Classic Rewatch

The Warriors

Warriors, come out to play-ayyy!

Walter Hill’s 1979 cult classic The Warriors was very much derided and misunderstood upon release, criticised for its dialogue, violence and romanticising gang life. Adapted from Sol Yurick’s novel, itself based on Ancient Greek tragedy Anabasis, the film follows the titular gang as they try to make it back to their Coney Island base through the eerily empty and hostile streets and subway systems of New York, all the while being hunted by rival (themed) gangs. The film had its advertising pulled after being linked to an upswing in gang related violence and vandalism and at least three killings, and Paramount released cinema owners from contractual obligations to show the film as well as offering to fund extra security for those that showed it. Regardless, the film was a box office success, and has gone through a positive critical re-evaluation. The Warriors is a thrilling and stylistically memorable film that could only have been made in the 1970s.

But did you know…

1) Walter Hill and actor Thomas G. Waites feuded on set (allegedly this started as Waites refused to accept Hill’s offer of a drink…) to the point that Hill decided to simply kill off Waites’ character to be done with him, demanding the stunt coordinator improvise a scene using a double. When the coordinator protested they needed weeks of prep, Hill stated, “I don’t give a shit how you kill him, kill him”. As a result Waites had his name removed from the credits.

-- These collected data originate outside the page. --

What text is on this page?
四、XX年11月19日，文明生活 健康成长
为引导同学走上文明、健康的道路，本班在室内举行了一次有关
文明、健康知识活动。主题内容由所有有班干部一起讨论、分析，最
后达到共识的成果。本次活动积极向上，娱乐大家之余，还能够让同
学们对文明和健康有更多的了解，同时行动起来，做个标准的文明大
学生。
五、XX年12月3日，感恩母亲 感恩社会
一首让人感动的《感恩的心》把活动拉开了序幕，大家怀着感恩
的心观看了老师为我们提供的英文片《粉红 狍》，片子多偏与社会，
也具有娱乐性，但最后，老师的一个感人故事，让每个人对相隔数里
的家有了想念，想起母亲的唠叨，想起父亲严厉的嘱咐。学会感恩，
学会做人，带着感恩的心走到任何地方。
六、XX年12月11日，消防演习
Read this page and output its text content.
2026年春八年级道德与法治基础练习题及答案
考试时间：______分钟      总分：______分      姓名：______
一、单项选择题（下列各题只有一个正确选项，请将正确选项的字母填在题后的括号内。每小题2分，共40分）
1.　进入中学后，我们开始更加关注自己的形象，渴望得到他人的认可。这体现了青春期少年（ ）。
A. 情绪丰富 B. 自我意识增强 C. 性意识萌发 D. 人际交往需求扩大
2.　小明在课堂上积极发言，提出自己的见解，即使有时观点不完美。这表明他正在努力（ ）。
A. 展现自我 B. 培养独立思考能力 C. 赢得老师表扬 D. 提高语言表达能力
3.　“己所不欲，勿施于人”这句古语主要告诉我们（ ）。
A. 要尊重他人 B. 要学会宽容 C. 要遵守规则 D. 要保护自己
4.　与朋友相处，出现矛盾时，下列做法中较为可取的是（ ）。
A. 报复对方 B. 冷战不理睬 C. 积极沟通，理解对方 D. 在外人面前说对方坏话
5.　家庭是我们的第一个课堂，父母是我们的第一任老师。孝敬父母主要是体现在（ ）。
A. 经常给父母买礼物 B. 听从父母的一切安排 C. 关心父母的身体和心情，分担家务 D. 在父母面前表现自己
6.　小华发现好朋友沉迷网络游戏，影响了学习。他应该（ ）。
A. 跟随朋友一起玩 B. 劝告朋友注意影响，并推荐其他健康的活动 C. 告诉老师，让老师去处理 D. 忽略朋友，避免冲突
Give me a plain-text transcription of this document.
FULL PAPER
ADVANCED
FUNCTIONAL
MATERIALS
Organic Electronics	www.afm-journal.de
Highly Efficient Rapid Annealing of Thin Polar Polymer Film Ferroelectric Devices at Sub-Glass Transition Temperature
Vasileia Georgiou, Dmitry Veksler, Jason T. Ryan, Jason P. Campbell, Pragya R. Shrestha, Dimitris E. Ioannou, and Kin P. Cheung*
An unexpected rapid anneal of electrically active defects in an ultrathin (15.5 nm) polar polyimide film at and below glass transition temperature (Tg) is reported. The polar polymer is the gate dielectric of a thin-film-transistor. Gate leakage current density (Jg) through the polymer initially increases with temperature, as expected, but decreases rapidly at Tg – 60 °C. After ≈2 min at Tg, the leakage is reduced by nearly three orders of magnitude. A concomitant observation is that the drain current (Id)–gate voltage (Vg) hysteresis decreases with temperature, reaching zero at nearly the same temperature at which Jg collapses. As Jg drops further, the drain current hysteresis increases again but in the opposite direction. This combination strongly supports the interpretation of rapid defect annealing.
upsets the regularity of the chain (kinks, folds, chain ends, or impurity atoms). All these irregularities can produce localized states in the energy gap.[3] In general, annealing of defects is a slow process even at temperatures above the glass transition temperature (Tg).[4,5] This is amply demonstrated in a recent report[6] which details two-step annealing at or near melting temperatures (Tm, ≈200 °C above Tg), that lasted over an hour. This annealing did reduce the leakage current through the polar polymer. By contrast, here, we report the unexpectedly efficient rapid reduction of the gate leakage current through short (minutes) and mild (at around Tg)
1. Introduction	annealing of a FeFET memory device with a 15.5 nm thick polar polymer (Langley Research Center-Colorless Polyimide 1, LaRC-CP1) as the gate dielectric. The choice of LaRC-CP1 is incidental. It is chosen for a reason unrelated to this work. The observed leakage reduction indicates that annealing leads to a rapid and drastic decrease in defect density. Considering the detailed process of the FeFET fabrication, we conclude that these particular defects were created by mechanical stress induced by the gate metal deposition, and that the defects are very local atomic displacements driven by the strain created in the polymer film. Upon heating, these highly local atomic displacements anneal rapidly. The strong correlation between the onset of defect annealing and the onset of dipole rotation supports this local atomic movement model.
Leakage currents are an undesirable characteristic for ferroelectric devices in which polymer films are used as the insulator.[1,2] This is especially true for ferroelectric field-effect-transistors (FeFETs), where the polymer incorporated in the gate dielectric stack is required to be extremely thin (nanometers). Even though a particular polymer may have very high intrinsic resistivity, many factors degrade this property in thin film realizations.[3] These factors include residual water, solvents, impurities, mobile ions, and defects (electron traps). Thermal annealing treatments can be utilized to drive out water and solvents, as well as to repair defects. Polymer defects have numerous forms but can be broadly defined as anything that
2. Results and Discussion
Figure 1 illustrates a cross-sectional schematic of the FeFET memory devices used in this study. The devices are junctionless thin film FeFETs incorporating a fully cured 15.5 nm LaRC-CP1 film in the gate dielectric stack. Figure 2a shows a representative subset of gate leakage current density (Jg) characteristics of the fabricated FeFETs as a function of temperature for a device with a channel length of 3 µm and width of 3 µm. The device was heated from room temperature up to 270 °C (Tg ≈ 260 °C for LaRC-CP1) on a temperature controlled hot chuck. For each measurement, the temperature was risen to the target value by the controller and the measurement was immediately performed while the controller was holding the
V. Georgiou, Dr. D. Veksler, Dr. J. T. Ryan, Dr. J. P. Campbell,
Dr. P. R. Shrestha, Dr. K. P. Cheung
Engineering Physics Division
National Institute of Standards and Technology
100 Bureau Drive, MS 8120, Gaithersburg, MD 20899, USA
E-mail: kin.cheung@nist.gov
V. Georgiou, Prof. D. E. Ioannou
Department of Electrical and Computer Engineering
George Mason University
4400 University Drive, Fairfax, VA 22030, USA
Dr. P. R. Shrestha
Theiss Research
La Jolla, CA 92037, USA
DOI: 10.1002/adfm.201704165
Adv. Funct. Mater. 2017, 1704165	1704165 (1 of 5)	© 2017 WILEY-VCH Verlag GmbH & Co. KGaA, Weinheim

2) As is often the case with memorable lines, David Patrick Kelly improvised his “Waaaaarriors, come out to plaaaay” screech whilst clinking together bottles, stating that he was influenced by a man who would mock him earlier in his life.

3) Filmed on location in New York, the production had to hire a gang advisor to assist due to the real-life gangs of New York harassing the cast and crew. Producer Frank Marshall said “our gang adviser would tell us what gang was part of what neighborhood, whether it was a dangerous gang or not, and we tried to go where the friendly gangs were.”